Success! A Wing-Flapping Flying Machine

Ornithopter from below flapping its wings

In the end, my ornithopter flew like a bird and my longest flight was 21 seconds.

The next step is to make an RC controlled one. I’d love to hear from anyone who has worked with their own ornithopter projects or even worked with fixed-wing craft where you’ve designed your own wings. There are doubtlessly interesting differences between fixed wings and flapping ones. Share your stories in the comments below.

34 thoughts on “Scratch-Built Ornithopter: Here’s How I Flapped My Way to Flight

  1. What about the various workout bands? Theraband is quite popular in the slingshot community, it comes in different thicknesses and strengths. A rotary fabric cutter is suggested for trimming it into useful dimensions but putting some masking tape down first makes it pretty easy to cut straight lines with a razor or craft knife.

    1. I haven’t heard of it being used for ornithopters but that does look interesting. It looks like you can stretch them quite a bit, probably wind a lot of energy into a short length.

  2. I love ornithopters as well!
    I built a very similar model from a kit. Yours is so much nicer. I think of the wing model for this style to be “bat wing” model. Bats are cool but will never be known as great flyers. They push against the air on the downstroke as is necessary but also the upstroke which is where they lose their efficiency.
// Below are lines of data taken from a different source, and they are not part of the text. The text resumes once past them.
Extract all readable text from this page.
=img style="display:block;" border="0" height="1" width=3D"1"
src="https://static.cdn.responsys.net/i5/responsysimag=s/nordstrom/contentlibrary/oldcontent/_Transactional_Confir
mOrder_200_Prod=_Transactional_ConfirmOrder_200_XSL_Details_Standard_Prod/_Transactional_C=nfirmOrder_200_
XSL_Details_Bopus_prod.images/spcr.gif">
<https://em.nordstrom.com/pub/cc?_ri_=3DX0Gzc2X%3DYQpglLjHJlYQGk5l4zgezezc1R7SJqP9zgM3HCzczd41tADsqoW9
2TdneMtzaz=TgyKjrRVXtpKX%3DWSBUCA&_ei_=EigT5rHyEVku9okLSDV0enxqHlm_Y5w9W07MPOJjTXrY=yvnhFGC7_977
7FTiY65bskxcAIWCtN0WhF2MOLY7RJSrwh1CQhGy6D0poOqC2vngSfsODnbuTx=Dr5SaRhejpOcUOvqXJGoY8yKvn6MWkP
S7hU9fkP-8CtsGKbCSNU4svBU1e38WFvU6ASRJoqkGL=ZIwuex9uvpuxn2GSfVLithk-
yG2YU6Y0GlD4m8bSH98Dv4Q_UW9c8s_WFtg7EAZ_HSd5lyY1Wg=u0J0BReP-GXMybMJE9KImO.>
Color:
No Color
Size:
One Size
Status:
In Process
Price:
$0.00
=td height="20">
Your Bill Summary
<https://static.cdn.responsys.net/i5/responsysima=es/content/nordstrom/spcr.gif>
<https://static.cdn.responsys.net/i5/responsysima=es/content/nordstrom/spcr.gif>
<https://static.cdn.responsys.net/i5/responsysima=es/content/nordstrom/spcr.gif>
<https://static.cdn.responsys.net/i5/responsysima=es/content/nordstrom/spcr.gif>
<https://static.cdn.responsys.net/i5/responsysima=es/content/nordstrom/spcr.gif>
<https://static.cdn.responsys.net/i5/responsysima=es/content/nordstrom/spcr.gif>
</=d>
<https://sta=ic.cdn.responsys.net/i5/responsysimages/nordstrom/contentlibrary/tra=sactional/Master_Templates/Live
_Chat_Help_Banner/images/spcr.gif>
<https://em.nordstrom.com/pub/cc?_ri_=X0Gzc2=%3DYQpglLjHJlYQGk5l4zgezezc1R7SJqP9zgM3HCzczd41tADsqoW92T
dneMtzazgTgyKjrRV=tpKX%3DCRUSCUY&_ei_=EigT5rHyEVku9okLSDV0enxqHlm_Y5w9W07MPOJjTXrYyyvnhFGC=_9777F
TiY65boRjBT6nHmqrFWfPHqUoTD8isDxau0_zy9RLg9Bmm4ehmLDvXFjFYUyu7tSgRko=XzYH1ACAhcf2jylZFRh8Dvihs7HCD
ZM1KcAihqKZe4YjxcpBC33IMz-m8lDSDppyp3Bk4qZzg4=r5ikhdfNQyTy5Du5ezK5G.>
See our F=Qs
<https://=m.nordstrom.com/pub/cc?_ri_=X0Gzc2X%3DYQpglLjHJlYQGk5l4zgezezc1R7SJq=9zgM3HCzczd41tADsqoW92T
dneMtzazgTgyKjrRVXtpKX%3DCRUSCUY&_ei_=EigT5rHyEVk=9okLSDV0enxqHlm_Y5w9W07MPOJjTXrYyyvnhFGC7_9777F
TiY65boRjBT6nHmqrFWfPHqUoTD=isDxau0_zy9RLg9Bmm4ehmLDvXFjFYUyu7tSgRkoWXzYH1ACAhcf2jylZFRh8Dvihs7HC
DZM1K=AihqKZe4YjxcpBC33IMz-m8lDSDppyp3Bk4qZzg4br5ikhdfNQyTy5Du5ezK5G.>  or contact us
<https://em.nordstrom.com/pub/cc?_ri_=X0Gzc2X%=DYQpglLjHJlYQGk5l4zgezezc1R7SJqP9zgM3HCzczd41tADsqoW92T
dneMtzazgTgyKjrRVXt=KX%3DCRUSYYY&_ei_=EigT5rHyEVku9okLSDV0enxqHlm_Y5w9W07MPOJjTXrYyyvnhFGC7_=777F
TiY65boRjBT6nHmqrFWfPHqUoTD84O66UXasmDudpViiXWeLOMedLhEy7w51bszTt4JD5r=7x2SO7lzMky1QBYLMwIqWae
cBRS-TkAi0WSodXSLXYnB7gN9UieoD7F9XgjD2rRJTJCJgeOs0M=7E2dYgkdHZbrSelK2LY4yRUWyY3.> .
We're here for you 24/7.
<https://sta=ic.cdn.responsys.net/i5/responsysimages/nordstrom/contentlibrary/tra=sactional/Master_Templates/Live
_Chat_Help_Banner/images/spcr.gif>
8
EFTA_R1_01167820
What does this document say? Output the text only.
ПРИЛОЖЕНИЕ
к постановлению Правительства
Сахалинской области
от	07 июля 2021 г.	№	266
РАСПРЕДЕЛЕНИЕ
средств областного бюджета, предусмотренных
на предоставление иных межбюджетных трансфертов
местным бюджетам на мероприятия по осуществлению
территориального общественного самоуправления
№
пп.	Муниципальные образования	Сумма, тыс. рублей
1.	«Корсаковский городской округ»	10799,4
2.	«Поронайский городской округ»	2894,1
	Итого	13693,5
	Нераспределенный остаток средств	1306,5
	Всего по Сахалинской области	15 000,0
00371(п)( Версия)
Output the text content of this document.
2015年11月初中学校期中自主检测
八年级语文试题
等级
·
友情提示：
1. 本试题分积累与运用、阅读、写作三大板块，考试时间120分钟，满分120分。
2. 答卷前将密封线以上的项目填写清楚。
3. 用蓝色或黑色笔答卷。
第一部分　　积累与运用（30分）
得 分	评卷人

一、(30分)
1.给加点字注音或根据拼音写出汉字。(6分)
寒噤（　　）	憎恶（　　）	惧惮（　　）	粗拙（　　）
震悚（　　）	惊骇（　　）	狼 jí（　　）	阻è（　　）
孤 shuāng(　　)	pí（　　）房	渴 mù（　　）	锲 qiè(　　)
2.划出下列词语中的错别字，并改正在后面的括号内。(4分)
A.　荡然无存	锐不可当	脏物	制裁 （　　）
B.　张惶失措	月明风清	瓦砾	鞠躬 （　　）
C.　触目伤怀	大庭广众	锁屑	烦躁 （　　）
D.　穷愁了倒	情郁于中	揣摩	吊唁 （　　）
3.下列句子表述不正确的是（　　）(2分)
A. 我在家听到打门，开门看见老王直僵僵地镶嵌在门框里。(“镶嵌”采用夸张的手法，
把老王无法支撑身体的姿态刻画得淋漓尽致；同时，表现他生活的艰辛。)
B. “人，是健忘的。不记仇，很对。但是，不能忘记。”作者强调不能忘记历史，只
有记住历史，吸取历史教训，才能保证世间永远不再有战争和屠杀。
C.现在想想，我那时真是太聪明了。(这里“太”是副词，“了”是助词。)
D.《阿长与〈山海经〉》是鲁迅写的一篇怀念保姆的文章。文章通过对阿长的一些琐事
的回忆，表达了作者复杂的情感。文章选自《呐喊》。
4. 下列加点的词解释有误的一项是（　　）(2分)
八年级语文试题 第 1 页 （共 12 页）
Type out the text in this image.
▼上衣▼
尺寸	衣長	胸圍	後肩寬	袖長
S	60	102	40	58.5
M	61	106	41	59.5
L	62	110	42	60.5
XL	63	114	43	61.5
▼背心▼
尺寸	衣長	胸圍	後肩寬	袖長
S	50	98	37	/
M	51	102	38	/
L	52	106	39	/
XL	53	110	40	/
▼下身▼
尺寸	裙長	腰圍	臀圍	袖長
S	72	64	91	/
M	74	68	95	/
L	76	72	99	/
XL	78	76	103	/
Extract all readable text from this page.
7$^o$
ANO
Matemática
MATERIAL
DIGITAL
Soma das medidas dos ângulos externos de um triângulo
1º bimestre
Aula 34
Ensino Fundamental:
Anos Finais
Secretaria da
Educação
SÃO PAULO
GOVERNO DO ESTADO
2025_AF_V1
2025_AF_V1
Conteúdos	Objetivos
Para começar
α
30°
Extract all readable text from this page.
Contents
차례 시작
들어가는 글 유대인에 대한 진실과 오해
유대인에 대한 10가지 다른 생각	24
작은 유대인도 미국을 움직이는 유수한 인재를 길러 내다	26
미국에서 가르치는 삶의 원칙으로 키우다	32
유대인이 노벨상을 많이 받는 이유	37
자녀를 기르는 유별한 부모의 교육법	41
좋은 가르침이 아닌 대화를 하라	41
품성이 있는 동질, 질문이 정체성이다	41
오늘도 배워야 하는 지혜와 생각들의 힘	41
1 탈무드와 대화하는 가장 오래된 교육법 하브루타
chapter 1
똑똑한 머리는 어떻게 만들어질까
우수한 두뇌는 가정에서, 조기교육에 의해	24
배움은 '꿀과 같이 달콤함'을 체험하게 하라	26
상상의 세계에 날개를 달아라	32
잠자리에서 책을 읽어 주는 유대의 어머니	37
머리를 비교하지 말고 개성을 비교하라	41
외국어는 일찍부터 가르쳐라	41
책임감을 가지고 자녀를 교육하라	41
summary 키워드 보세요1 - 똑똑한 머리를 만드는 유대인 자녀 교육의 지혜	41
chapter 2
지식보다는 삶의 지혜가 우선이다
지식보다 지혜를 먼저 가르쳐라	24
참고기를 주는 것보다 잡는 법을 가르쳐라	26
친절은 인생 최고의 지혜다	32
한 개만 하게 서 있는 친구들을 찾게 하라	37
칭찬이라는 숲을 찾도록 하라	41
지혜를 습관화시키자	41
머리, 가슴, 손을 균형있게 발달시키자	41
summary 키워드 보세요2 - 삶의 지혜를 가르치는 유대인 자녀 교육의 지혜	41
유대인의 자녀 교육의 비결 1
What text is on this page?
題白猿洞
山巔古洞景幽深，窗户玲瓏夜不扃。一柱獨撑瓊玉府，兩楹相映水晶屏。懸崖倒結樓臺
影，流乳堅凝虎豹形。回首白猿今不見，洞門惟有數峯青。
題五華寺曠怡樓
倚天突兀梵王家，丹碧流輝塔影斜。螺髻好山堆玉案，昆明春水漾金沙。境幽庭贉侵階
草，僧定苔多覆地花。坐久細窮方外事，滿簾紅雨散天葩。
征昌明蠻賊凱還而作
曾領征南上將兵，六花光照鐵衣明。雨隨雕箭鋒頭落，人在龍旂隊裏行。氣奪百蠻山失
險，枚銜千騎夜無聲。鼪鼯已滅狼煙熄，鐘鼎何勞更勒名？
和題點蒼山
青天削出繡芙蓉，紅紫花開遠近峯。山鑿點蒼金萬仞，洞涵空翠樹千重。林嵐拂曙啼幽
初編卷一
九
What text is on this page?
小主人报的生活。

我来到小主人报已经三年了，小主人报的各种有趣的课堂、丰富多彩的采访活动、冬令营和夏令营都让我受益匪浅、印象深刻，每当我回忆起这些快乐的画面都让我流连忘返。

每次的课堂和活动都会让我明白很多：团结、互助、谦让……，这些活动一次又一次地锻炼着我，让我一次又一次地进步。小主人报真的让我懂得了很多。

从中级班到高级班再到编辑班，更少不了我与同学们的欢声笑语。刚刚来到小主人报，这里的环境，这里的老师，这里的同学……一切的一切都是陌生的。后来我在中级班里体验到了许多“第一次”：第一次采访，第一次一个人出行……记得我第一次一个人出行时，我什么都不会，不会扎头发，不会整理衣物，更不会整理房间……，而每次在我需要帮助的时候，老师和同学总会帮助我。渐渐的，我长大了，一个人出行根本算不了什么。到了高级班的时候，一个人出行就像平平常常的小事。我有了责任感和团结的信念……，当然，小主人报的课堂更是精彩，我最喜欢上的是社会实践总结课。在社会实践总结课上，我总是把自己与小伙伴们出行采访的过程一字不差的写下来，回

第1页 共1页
The way they dump the resistance seems to be to bring their wings in slightly on the upstroke making the membrane looser and able to spill air with less resistance. Bird feathers (my theory) allow them to dump some of the resistance by slight rotation of the feathers on the upstroke that allows the air to pass through the wing by presenting more edge than flat of the feather.
    Beautiful write up! Thank you for sharing.

  3. What is the thrust?
    Get larger be degree, then add an 0.10.or 0.05 engine. Sugical tubing can act to reduce drive shaft vibration. Rubber band pulley to gear rpm down. Still need a prop to cool engine. Elec? Rubber bands are great but while 21 seconds is actually great, 2.1 minutes is nicer. 21 minutes, a goal. Really, I want one to wear. Really. If it’s half flap, (impulse drive,) and 1/2 thrust, I can live w flying a hybrid. Balsa is partially acting as a tension-compression monoque hull. A tough skin on it adds great strength to it. Then you get to hollow it a bit for the aero-dirty rubber. Good job! You have the.mist essential part, the foundation of understanding.

      1. hear say. standard adabolic rate says it gets cooler until you get to the ozone layer, but you can’t breathe long before that unless you are in standing wave.

  4. “The proof of the pudding is in the eating”, where “proof” means more like “test” in older English. Makes sense, right? You find out if something is good by putting it to use, eg eating a pudding.

    So what is “The proof is in the pudding” supposed to mean?

    1. The original proverb is “The proof of the pudding is in the eating”, meaning you can judge something only after you’ve tried it. So the “eating” is the “testing”.
      But I like @ChalkBored’s explanation better.

    2. Sorry @Greenaum, I didn’t mean to repeat what you said. I read your comment too quickly and thought you were asking for the original meaning. I’ll go back to sleep now. :)

  5. That’s pretty awesome!

    But a bluetit is only 10g, but has a much larger range, and also contains a fuel cell, a surprisingly loud speaker, stereo camera, some rudimentary GPS-type navigation, and autonomous control to allow it to find food…

  6. Excellent writeup. Top tip about the rubber lube.
    Rather than fabricating rear wings I found it easier to fold one from paper – which allows you to put rigid downwards ribs to the outside & then glue.